Efficiency, thermodynamic and kinetic stability of marketed gadolinium chelates and their possible clinical consequences: a critical review
- First Online:
- Cite this article as:
- Port, M., Idée, JM., Medina, C. et al. Biometals (2008) 21: 469. doi:10.1007/s10534-008-9135-x
- 926 Downloads
Gadolinium-based contrast agents are widely used to enhance image contrast in magnetic resonance imaging (MRI) procedures. Over recent years, there has been a renewed interest in the physicochemical properties of gadolinium chelates used as contrast agents for MRI procedures, as it has been suggested that dechelation of these molecules could be involved in the mechanism of a recently described disease, namely nephrogenic systemic fibrosis (NSF). The aim of this paper is to discuss the structure-physicochemical properties relationships of marketed gadolinium chelates in regards to their biological consequences. Marketed gadolinium chelates can be classified according to key molecular design parameters: (a) nature of the chelating moiety: macrocyclic molecules in which Gd3+ is caged in the pre-organized cavity of the ligand, or linear open-chain molecules, (b) ionicity: the ionicity of the complex varies from neutral to tri-anionic agents, and (c) the presence or absence of an aromatic lipophilic residue responsible for protein binding. All these molecular characteristics have a profound impact on the physicochemical characteristics of the pharmaceutical solution such as osmolality, viscosity but also on their efficiency in relaxing water protons (relaxivity) and their biodistribution. These key molecular parameters can also explain why gadolinium chelates differ in terms of their thermodynamic stability constants and kinetic stability, as demonstrated by numerous in vitro and in vivo studies, resulting in various formulations of pharmaceutical solutions of marketed contrast agents.
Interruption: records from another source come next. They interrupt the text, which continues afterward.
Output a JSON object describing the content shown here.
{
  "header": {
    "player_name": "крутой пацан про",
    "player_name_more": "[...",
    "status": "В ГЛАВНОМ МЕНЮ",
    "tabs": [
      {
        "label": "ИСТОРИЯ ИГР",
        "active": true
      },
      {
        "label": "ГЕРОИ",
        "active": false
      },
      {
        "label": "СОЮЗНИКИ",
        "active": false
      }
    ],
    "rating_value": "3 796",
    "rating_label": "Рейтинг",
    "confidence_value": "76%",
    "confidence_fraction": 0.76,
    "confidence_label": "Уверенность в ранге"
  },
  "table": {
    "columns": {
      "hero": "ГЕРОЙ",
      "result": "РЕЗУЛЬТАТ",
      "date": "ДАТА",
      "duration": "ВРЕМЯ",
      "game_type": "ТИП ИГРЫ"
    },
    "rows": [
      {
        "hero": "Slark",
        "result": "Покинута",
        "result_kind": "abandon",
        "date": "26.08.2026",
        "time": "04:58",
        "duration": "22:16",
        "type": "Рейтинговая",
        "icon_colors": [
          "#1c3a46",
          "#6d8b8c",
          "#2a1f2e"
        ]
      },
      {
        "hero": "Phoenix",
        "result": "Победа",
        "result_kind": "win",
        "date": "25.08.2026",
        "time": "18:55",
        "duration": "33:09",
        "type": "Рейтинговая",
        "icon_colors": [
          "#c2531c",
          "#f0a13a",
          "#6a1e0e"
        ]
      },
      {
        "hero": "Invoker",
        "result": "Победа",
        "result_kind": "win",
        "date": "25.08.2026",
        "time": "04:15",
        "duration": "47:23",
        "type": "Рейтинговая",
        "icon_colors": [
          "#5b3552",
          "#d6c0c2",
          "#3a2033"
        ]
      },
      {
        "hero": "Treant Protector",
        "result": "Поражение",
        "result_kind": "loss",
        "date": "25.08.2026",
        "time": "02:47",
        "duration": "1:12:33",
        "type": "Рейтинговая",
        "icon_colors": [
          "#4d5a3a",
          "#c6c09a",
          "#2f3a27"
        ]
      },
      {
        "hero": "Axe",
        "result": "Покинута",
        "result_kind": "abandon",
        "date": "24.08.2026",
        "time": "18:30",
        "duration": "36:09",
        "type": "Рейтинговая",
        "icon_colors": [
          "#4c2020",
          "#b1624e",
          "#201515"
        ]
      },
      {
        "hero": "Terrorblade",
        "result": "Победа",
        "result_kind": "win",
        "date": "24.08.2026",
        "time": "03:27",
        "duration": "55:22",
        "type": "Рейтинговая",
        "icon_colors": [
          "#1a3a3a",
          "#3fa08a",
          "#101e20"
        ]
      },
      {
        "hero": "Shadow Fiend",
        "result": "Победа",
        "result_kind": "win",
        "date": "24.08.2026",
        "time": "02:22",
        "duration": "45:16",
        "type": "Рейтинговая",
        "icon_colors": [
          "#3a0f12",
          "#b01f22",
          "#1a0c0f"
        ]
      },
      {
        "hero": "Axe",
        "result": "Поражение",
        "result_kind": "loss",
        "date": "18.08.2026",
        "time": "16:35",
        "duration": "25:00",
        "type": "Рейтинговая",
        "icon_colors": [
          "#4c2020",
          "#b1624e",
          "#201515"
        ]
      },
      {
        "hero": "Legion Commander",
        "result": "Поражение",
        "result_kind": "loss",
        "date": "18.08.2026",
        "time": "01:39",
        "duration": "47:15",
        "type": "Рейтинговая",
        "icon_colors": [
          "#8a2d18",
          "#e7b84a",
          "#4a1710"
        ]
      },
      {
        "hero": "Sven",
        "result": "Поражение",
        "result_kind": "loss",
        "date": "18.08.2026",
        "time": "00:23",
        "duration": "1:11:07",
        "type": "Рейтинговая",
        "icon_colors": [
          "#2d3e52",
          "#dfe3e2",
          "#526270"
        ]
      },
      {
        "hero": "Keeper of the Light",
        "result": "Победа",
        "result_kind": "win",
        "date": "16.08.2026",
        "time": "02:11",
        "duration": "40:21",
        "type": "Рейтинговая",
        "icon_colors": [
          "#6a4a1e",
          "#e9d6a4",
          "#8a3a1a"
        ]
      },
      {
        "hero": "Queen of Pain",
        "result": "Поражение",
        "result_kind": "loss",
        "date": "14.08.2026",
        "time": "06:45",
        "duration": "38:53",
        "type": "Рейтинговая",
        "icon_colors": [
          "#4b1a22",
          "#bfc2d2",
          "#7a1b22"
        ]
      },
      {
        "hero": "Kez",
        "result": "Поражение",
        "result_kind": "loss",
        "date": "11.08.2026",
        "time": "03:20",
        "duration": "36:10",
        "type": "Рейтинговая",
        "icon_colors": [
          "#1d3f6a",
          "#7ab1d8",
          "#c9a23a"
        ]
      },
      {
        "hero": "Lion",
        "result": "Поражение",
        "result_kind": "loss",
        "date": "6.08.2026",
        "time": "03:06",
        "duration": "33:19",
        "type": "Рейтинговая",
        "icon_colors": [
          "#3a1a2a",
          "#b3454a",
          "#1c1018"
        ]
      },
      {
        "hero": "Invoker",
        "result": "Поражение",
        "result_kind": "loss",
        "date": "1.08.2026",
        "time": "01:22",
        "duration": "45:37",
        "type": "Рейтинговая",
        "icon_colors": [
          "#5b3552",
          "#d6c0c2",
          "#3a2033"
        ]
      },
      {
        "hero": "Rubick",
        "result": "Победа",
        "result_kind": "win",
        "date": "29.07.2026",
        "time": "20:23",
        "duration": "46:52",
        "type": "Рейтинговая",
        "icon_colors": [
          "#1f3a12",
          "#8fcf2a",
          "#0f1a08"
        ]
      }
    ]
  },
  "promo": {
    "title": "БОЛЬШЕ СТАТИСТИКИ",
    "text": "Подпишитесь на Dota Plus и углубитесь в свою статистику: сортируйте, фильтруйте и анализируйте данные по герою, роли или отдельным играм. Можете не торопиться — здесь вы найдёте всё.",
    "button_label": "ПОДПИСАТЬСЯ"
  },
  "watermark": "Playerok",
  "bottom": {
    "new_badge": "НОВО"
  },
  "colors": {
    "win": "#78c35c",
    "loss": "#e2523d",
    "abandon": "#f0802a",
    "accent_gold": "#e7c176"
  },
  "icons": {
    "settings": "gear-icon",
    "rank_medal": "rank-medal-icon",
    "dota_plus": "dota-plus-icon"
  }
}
The concept of kinetic and thermodynamic stability is critically discussed as it remains a somewhat controversial topic, especially in predicting the amount of free gadolinium which may result from dechelation of chelates in physiological or pathological situations. A high kinetic stability provided by the macrocyclic structure combined with a high thermodynamic stability (reinforced by ionicity for macrocyclic chelates) will minimize the amount of free gadolinium released in tissue parenchymas.